Il est dans la nature du combat de mettre en œuvre des forces qui écrasent tous les obstacles. L’excès qu’est la violence absolue n’est pas une forme dégradée du combat, celui-ci la recèle dans sa structure même. Car le combat concentre les activités et clarifie les rapports sociaux. Le champ social se partage en amis et ennemis. Qui n’est pas ami est ennemi, y compris le frère qui se dresse contre son frère. Le combat n’a pas pour objectif un élément tiers, de même il ne souffre pas une tierce personne. La compétition seule, et non le combat, connaît un arbitre veillant au respect des règles. Les belligérants, eux, sont seuls au monde. Ils se coincent l’un dans l’autre et se tapent dessus aussi longtemps qu’il le faut pour que cela finisse. Bien que soumis à la réciprocité, le combat et l’hostilité visent en dernier ressort à une asymétrie absolue, à la destruction du social. L’hostilité, mise en œuvre par tous les moyens, débouche finalement sur sa propre dissolution. Mais, dans la plupart des cas historiques, cela ne veut pas dire désarmement, épuisement ou conquête, cela signifie dégâts, désastre, destruction. Autrement dit, moins de dommages on veut subir, plus il faut en causer à l’autre. Plus vite on veut terminer un combat risqué et ruineux afin de se retrouver en sécurité, plus vite il faut que l’ennemi subisse un bain de sang. Ce n’est pas dans la bataille, mais dans le massacre que la guerre trouve sa vraie nature.
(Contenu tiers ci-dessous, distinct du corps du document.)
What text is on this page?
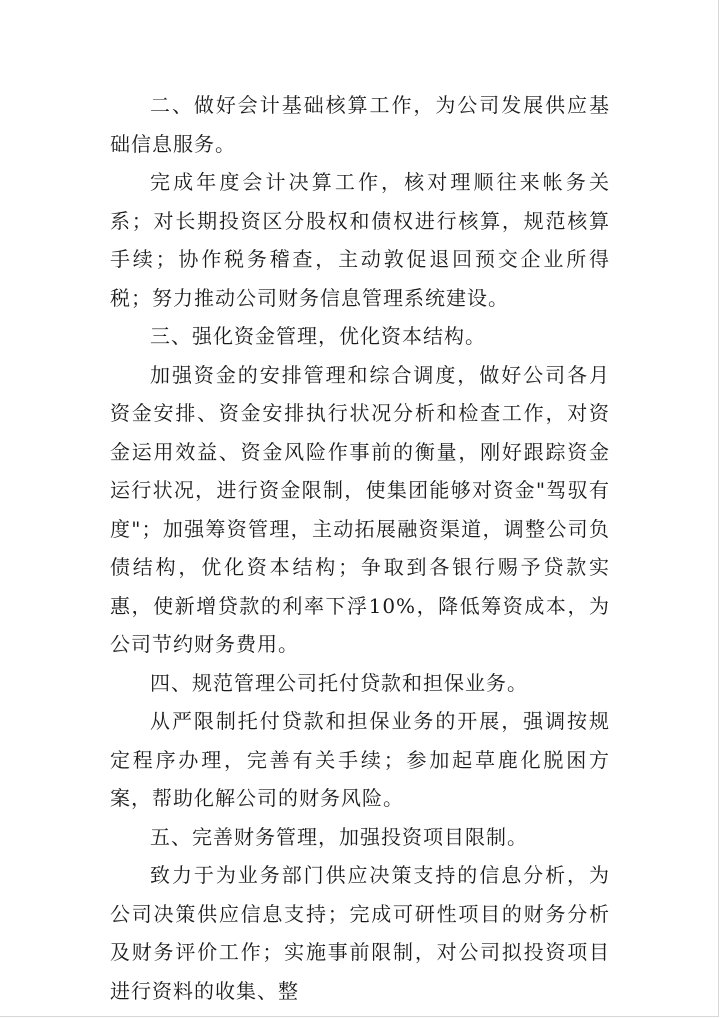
二、做好会计基础核算工作，为公司发展供应基础信息服务。

完成年度会计决算工作，核对理顺往来帐务关系；对长期投资区分股权和债权进行核算，规范核算手续；协作税务稽查，主动敦促退回预交企业所得税；努力推动公司财务信息管理系统建设。

三、强化资金管理，优化资本结构。

加强资金的安排管理和综合调度，做好公司各月资金安排、资金安排执行状况分析和检查工作，对资金运用效益、资金风险作事前的衡量，刚好跟踪资金运行状况，进行资金限制，使集团能够对资金"驾驭有度"；加强筹资管理，主动拓展融资渠道，调整公司负债结构，优化资本结构；争取到各银行赐予贷款实惠，使新增贷款的利率下浮10%，降低筹资成本，为公司节约财务费用。

四、规范管理公司托付贷款和担保业务。

从严限制托付贷款和担保业务的开展，强调按规定程序办理，完善有关手续；参加起草鹿化脱困方案，帮助化解公司的财务风险。

五、完善财务管理，加强投资项目限制。

致力于为业务部门供应决策支持的信息分析，为公司决策供应信息支持；完成可研性项目的财务分析及财务评价工作；实施事前限制，对公司拟投资项目进行资料的收集、整
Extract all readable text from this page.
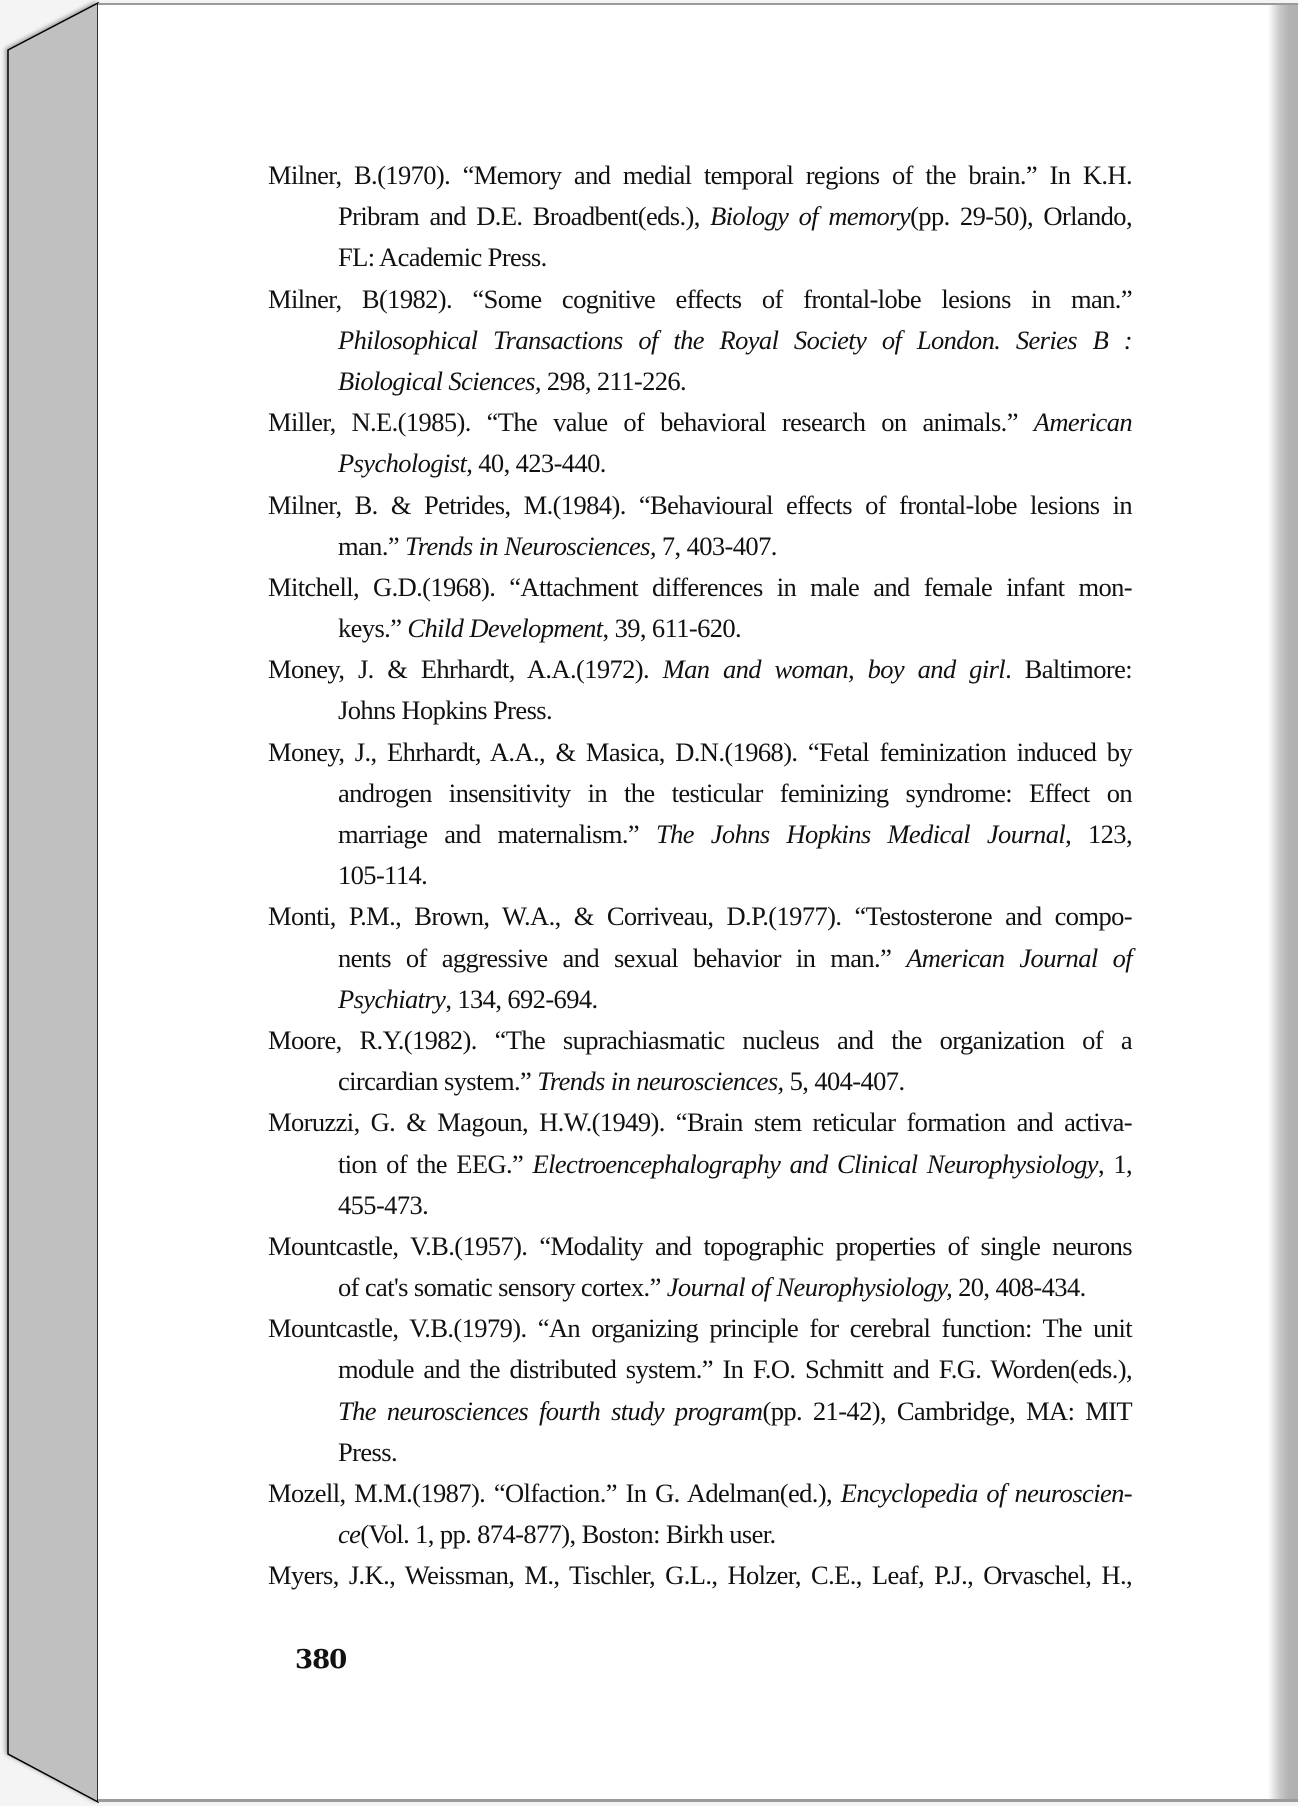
Milner, B.(1970). “Memory and medial temporal regions of the brain.” In K.H.
Pribram and D.E. Broadbent(eds.), Biology of memory(pp. 29-50), Orlando,
FL: Academic Press.
Milner, B(1982). “Some cognitive effects of frontal-lobe lesions in man.”
Philosophical Transactions of the Royal Society of London. Series B :
Biological Sciences, 298, 211-226.
Miller, N.E.(1985). “The value of behavioral research on animals.” American
Psychologist, 40, 423-440.
Milner, B. & Petrides, M.(1984). “Behavioural effects of frontal-lobe lesions in
man.” Trends in Neurosciences, 7, 403-407.
Mitchell, G.D.(1968). “Attachment differences in male and female infant mon-
keys.” Child Development, 39, 611-620.
Money, J. & Ehrhardt, A.A.(1972). Man and woman, boy and girl. Baltimore:
Johns Hopkins Press.
Money, J., Ehrhardt, A.A., & Masica, D.N.(1968). “Fetal feminization induced by
androgen insensitivity in the testicular feminizing syndrome: Effect on
marriage and maternalism.” The Johns Hopkins Medical Journal, 123,
105-114.
Monti, P.M., Brown, W.A., & Corriveau, D.P.(1977). “Testosterone and compo-
nents of aggressive and sexual behavior in man.” American Journal of
Psychiatry, 134, 692-694.
Moore, R.Y.(1982). “The suprachiasmatic nucleus and the organization of a
circardian system.” Trends in neurosciences, 5, 404-407.
Moruzzi, G. & Magoun, H.W.(1949). “Brain stem reticular formation and activa-
tion of the EEG.” Electroencephalography and Clinical Neurophysiology, 1,
455-473.
Mountcastle, V.B.(1957). “Modality and topographic properties of single neurons
of cat's somatic sensory cortex.” Journal of Neurophysiology, 20, 408-434.
Mountcastle, V.B.(1979). “An organizing principle for cerebral function: The unit
module and the distributed system.” In F.O. Schmitt and F.G. Worden(eds.),
The neurosciences fourth study program(pp. 21-42), Cambridge, MA: MIT
Press.
Mozell, M.M.(1987). “Olfaction.” In G. Adelman(ed.), Encyclopedia of neuroscien-
ce(Vol. 1, pp. 874-877), Boston: Birkh user.
Myers, J.K., Weissman, M., Tischler, G.L., Holzer, C.E., Leaf, P.J., Orvaschel, H.,
380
Point n’est besoin que l’hostilité précède le combat. Souvent, elle ne se développe qu’au cours du conflit. Comme ailleurs, les points de vue ici se conforment à la pratique. Même si les motifs sont anodins et les objectifs insignifiants, la collision attise l’hostilité. Le premier coup appelle un coup en retour, le premier blessé exige des représailles, les morts crient vengeance. La résistance amène une plus grande tension des forces, la pression entraîne un surcroît de pression en sens inverse. La violence, la vengeance, la fureur et la haine s’appellent mutuellement, et ces actions réciproques des émotions se densifient à mesure que la confrontation s’intensifie. Plus la résistance se cabre, plus massif est l’engagement ; plus la violence rencontre de violence, plus elle se fait agressive. L’inhibition par autrui désinhibe, au point que le motif d’autoconservation se mue en passion d’hostilité. La fureur du combat refoule ses objectifs, le champ de bataille disparaît sous un flot de haine, de fureur et de peur. Or, plus le combat est acharné, plus il imprègne les combattants. La guerre produit ainsi le guerrier, et le combat produit l’ennemi, déchaînant lui-même les énergies pulsionnelles qui le portent et le poussent. Le fossé de l’antagonisme est désormais infranchissable. L’adversaire devient l’ennemi mortel. L’autoconservation est occultée dorénavant par la volonté inconditionnelle de blesser et de tuer.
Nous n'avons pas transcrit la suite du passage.